Ces signes peuvent se manifester de différentes façons selon la nature de l’impact, détaille l’avis du HCSP dont nous vous présentons celles concernant spécifiquement les jeunes enfants :
« Impact psychologique : tout signe témoignant d’un mal-être, d’un repli sur soi, d’une tristesse, un isolement, un désintérêt pour les jeux ou les activités scolaires, qui peuvent être liés à :
- Des conséquences psychologiques du confinement : état anxio-dépressif, stress post-traumatique, dépression, violence exprimant un mal-être ;
- Le deuil d’un proche : sentiments de culpabilité d’être à l’origine de la transmission ;
- Une maltraitance, une négligence de la part des parents ou des violences intrafamiliales (…)
Impact somatique : toute possibilité d’une rupture des soins, de la prise en charge médicale et de la prévention pendant le confinement
- Séquelles d’accidents domestiques mal voire non pris en charge ;
- Ruptures de soins ou de prise en charge de maladies chroniques (diabète, maladies auto-immunes…) ;
-Signes physiques évoquant une maltraitance, une négligence de la part des parents ou violences intrafamiliales : blessures, marques, bleus, brûlures inexpliqués ;
- Régression de progrès psychomoteurs pour des enfants en situation de handicap ;
- Retard dans les vaccinations obligatoires et la prévention.
Comportements : toute modification des comportements acquise pendant le confinement et persistant à la fin du confinement
- Sédentarité et non reprise d’une activité physique de loisir ; (…)
- Utilisation excessive des écrans (…)
Conditions de vie familiale rendues difficiles du fait de la crise :
- Modification de la situation socioéconomique de la famille en lien avec les difficultés économiques : chômage des parents, difficultés financières majorées, perte d’un proche aidant. »
Mesures spécifiques pour enfants vulnérables et perspectives à moyen terme
Outre les recommandations applicables à tous les enfants, le HCSP consacre nombre d’entre elles aux jeunes particulièrement vulnérables « du fait de leur statut sociéconomique et/ou de leur santé, qu’ils soient en précarité sociale, mineurs isolés étrangers, atteints de maladies chroniques ou en situation de handicap ».
Il met également l’accent sur les « besoins de recherche » pour étudier « l’impact et les conditions du confinement sur la survenue à terme de :
- difficultés pyschologiques et de santé mentale,
- impact sur la nutrition, exposition aux écrans, activité physique,
-développement psychomoteur, relationnel, social et cognitif (…)

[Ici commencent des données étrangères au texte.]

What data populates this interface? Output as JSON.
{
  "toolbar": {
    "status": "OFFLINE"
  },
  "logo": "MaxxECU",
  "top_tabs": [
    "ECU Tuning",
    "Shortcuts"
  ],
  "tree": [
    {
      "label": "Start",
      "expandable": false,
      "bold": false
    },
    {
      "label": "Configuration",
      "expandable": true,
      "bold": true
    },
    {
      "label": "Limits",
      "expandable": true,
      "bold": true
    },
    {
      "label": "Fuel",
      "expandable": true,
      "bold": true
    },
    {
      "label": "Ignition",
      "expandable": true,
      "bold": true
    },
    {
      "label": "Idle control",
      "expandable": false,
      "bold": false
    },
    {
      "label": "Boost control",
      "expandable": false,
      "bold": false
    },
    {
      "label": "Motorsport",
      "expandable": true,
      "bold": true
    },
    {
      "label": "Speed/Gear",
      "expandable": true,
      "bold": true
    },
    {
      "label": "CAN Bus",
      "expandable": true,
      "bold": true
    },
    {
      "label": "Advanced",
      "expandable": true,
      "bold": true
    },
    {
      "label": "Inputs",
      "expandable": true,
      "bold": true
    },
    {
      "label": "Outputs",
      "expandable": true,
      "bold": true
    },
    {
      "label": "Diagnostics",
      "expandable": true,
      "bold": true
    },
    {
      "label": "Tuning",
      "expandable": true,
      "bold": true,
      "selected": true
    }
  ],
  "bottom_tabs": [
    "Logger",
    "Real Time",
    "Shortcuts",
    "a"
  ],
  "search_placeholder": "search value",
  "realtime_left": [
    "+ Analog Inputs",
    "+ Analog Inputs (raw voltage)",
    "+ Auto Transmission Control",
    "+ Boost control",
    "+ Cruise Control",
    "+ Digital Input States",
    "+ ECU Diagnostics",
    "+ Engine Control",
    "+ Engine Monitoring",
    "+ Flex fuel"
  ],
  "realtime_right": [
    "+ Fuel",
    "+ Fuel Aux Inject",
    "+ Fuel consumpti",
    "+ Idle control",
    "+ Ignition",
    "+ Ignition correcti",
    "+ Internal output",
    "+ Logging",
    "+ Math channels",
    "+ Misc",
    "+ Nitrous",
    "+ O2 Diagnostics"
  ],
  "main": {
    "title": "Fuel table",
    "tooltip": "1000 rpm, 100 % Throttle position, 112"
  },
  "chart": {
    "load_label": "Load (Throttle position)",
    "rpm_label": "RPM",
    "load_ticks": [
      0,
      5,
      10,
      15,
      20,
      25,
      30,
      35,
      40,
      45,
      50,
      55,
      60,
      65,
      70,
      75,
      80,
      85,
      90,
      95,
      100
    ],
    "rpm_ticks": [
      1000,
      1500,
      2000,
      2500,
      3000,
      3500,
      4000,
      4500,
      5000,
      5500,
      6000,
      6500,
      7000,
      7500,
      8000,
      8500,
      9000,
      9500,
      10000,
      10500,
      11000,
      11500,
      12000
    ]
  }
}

-inégalité sociales de santé. »
Suivi statistique et réflexion sur les politiques de l’enfance
Dans cet esprit, le HCSP insiste sur l’impératif de mettre en place un suivi statistique et de repenser l’organisation des politiques de l’enfance. Il considère en effet que les diverses initiatives menées jusqu’à ce jour pâtissent d’être « dispersées » : leur « multiplicité » souligne « le besoin de création d’une structure qui les coordonne. Le constat déjà noté d’une politique des enfants ni globale ni concertée se retrouve donc dans cette période de pandémie ». En l’absence de cette « attention explicite », le HCSP redoute que les enfants risquent de rester « invisibles ».